La philosophie de ces dispositions est d'éviter l'accaparement des terres et d'améliorer ce qui a été distendu par les lois de modernisation votées au cours des législatures précédentes. Au cours des dix dernières années, le contrôle des structures a été relâché et le suivi des dossiers a été fait avec une certaine désinvolture.
Nous avons constaté que des brèches importantes permettent non seulement un agrandissement exagéré sur nos territoires, mais également l'arrivée de capitaux extérieurs, et le contrôle par des sociétés multinationales. C'est un phénomène mondial, dont la France est relativement protégée hors des zones à très haute valeur ajoutée et des zones frontalières. Mais ce phénomène est suffisamment préoccupant pour que nous cherchions à améliorer la loi. C'est une initiative du Parlement qui avait été portée dans la loi d'avenir pour l'agriculture, et que nous avons reprise dans ce projet de loi.
Nous avions défendu ici, en première lecture, la spécialisation des sociétés qui portent du foncier, et prévu des restrictions sur l'entrée dans une société agricole : on ne peut y entrer par opportunité ou pour éviter le contrôle des structures, il faut y entrer pour une période significative – nous avions prévu dix ans.
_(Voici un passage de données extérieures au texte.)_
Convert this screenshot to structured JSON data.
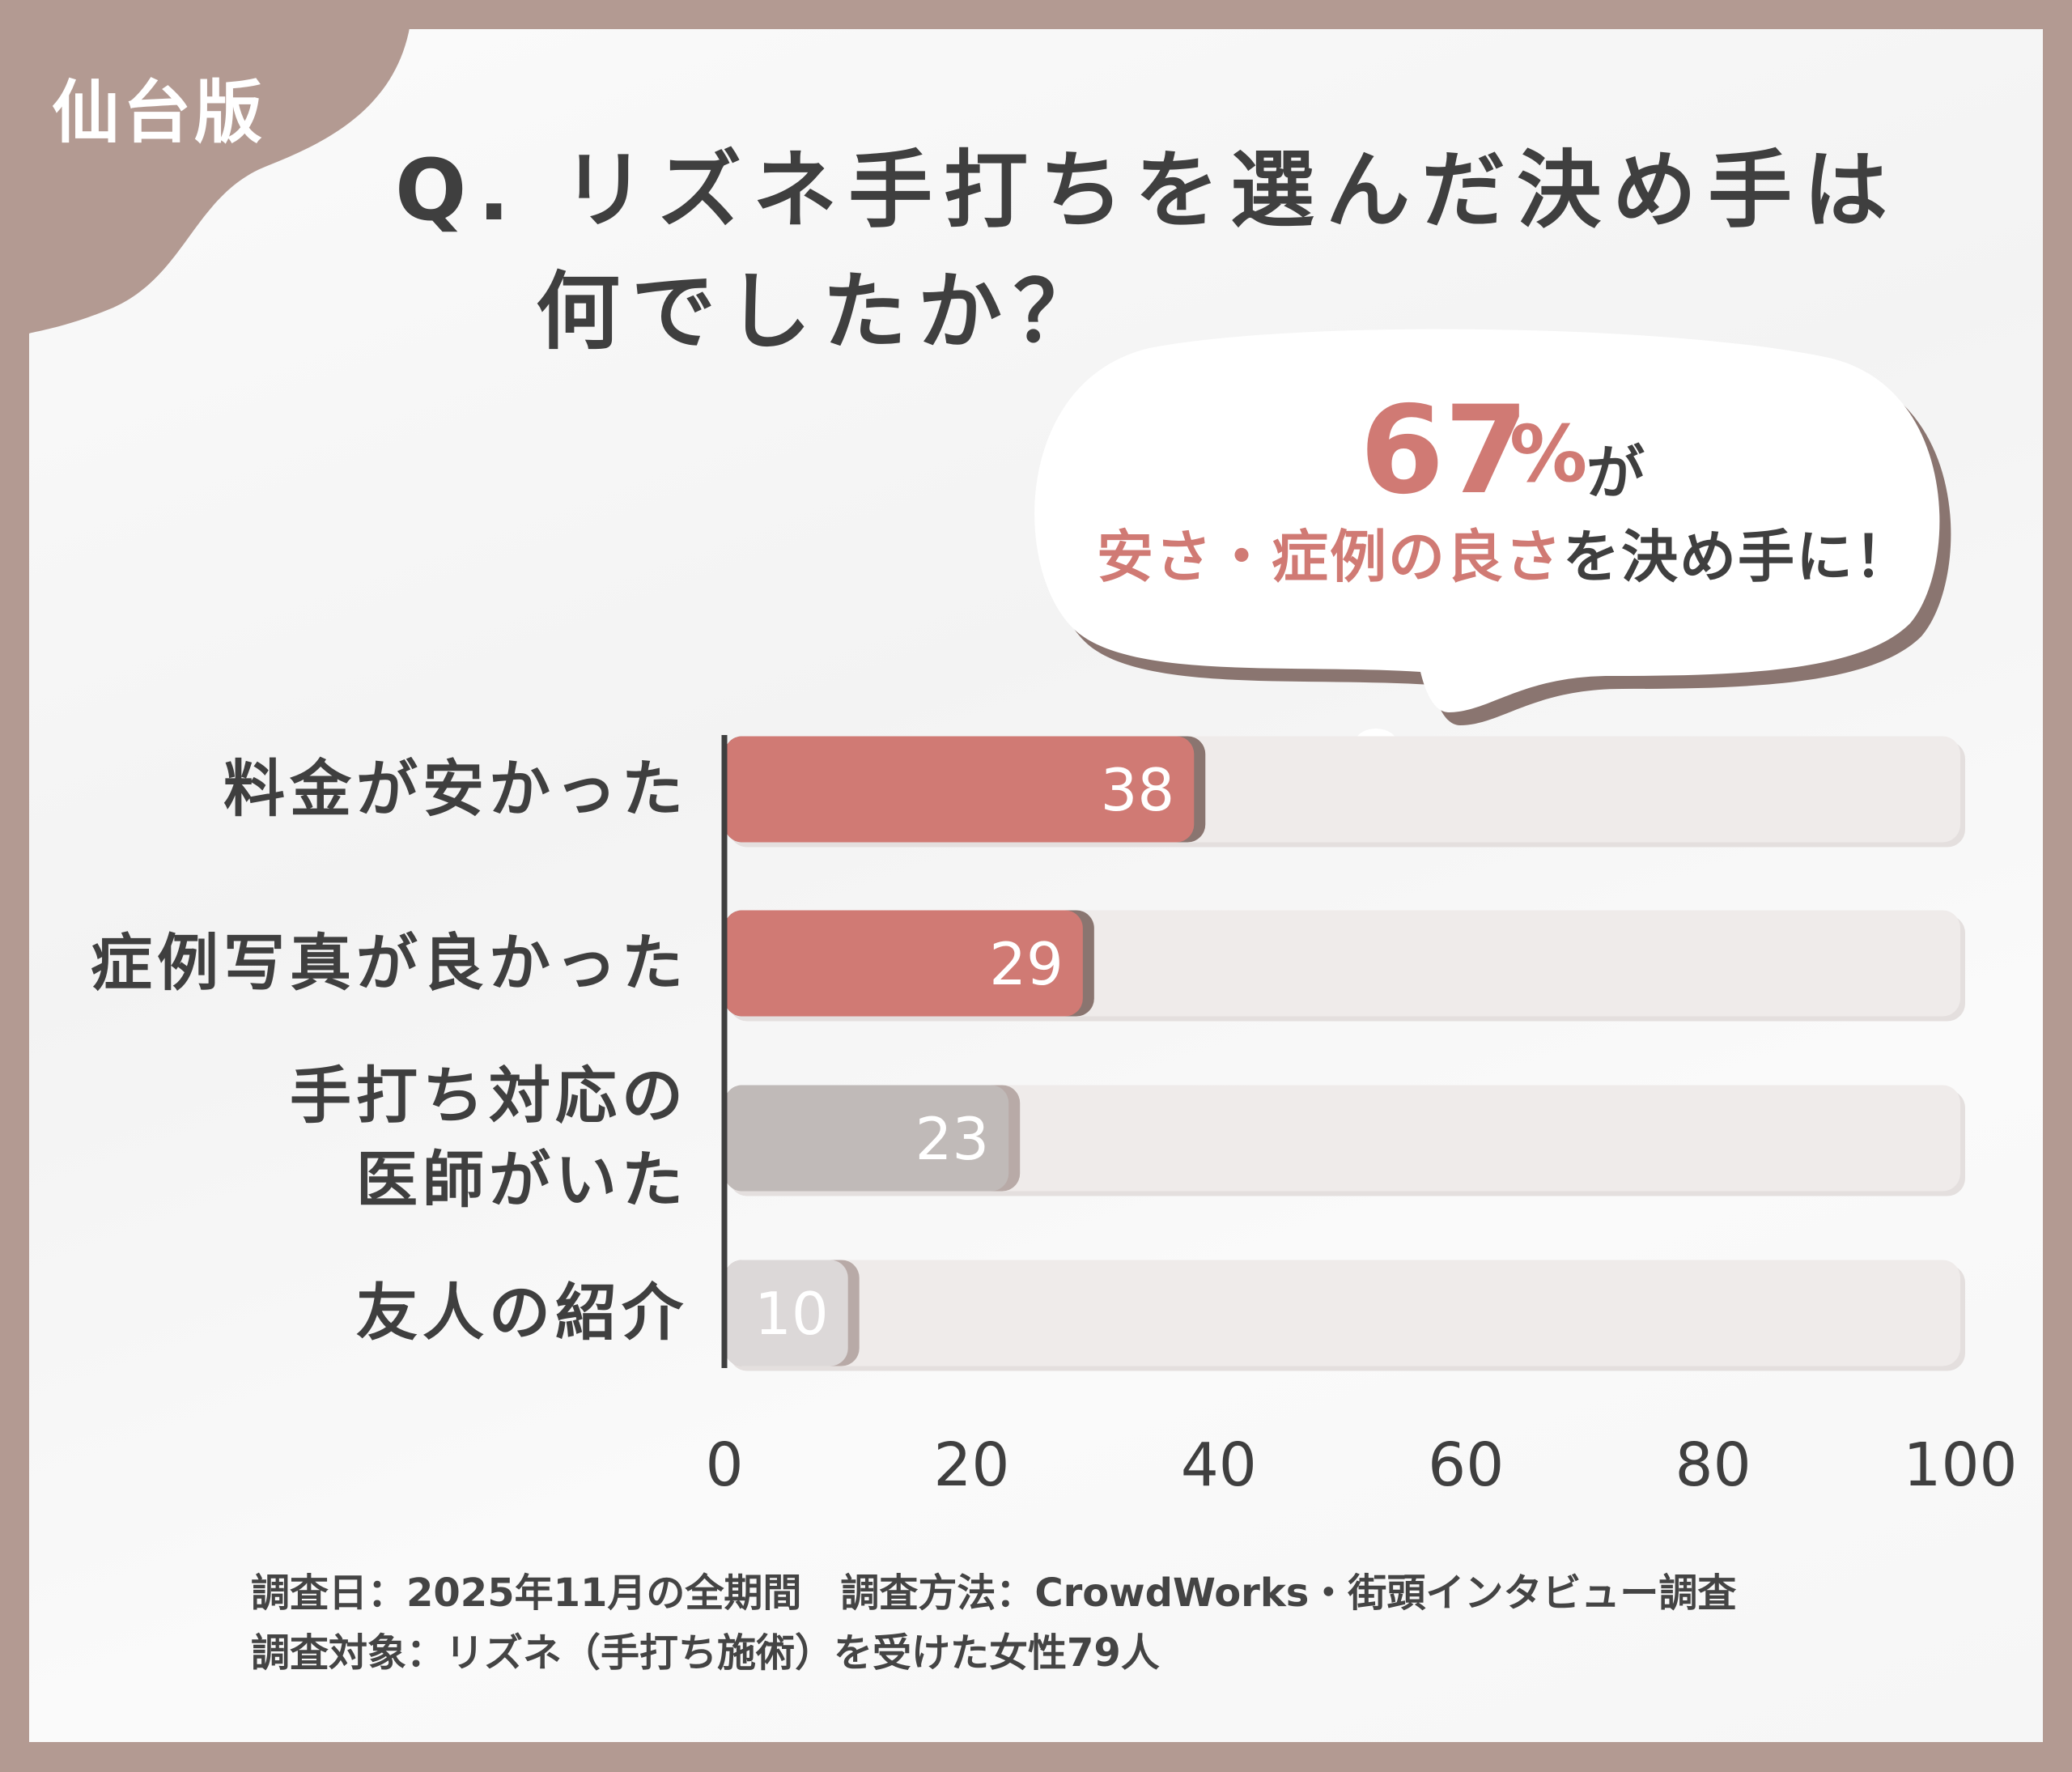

Les dispositions ont évolué, les intentions que nous avions portées mais que le Gouvernement avait demandé de rejeter en séance sont revenues au Sénat, qui a bâti un dispositif complet. Dans ce cadre, les SAFER peuvent désormais intervenir sur des majorités ou des minorités de blocage dans toutes les sociétés. Par ailleurs, toutes les transactions foncières vont orienter le portage du foncier vers des sociétés préemptables et contrôlables par les SAFER. Nous en revenons donc à l'intention initiale de l'Assemblée nationale. Dès lors, il est inutile d'imposer des contraintes exagérées à celui qui entre dans une société. La période de dix ans proposée par Mme Michèle Bonneton n'est plus justifiée, puisque cette société sera contrôlable par un autre biais.
Dans un esprit d'accord avec le Sénat, nous avons considéré que la période de cinq ans était raisonnable, suffisamment dissuasive contre les tentatives de manipulation. En cas de manipulation avérée, nous avons une corde de rappel grâce au pouvoir de préemption.
Sur ces questions de droit des sociétés et de propriété, le Conseil constitutionnel est toujours extrêmement vigilant. Il ne s'agit donc pas d'être plus ou moins volontariste, mais d'aller le plus loin possible, c'est-à-dire d'être réaliste. Avis défavorable à l'amendement de Mme Michèle Bonneton, afin de préserver l'accord avec le Sénat.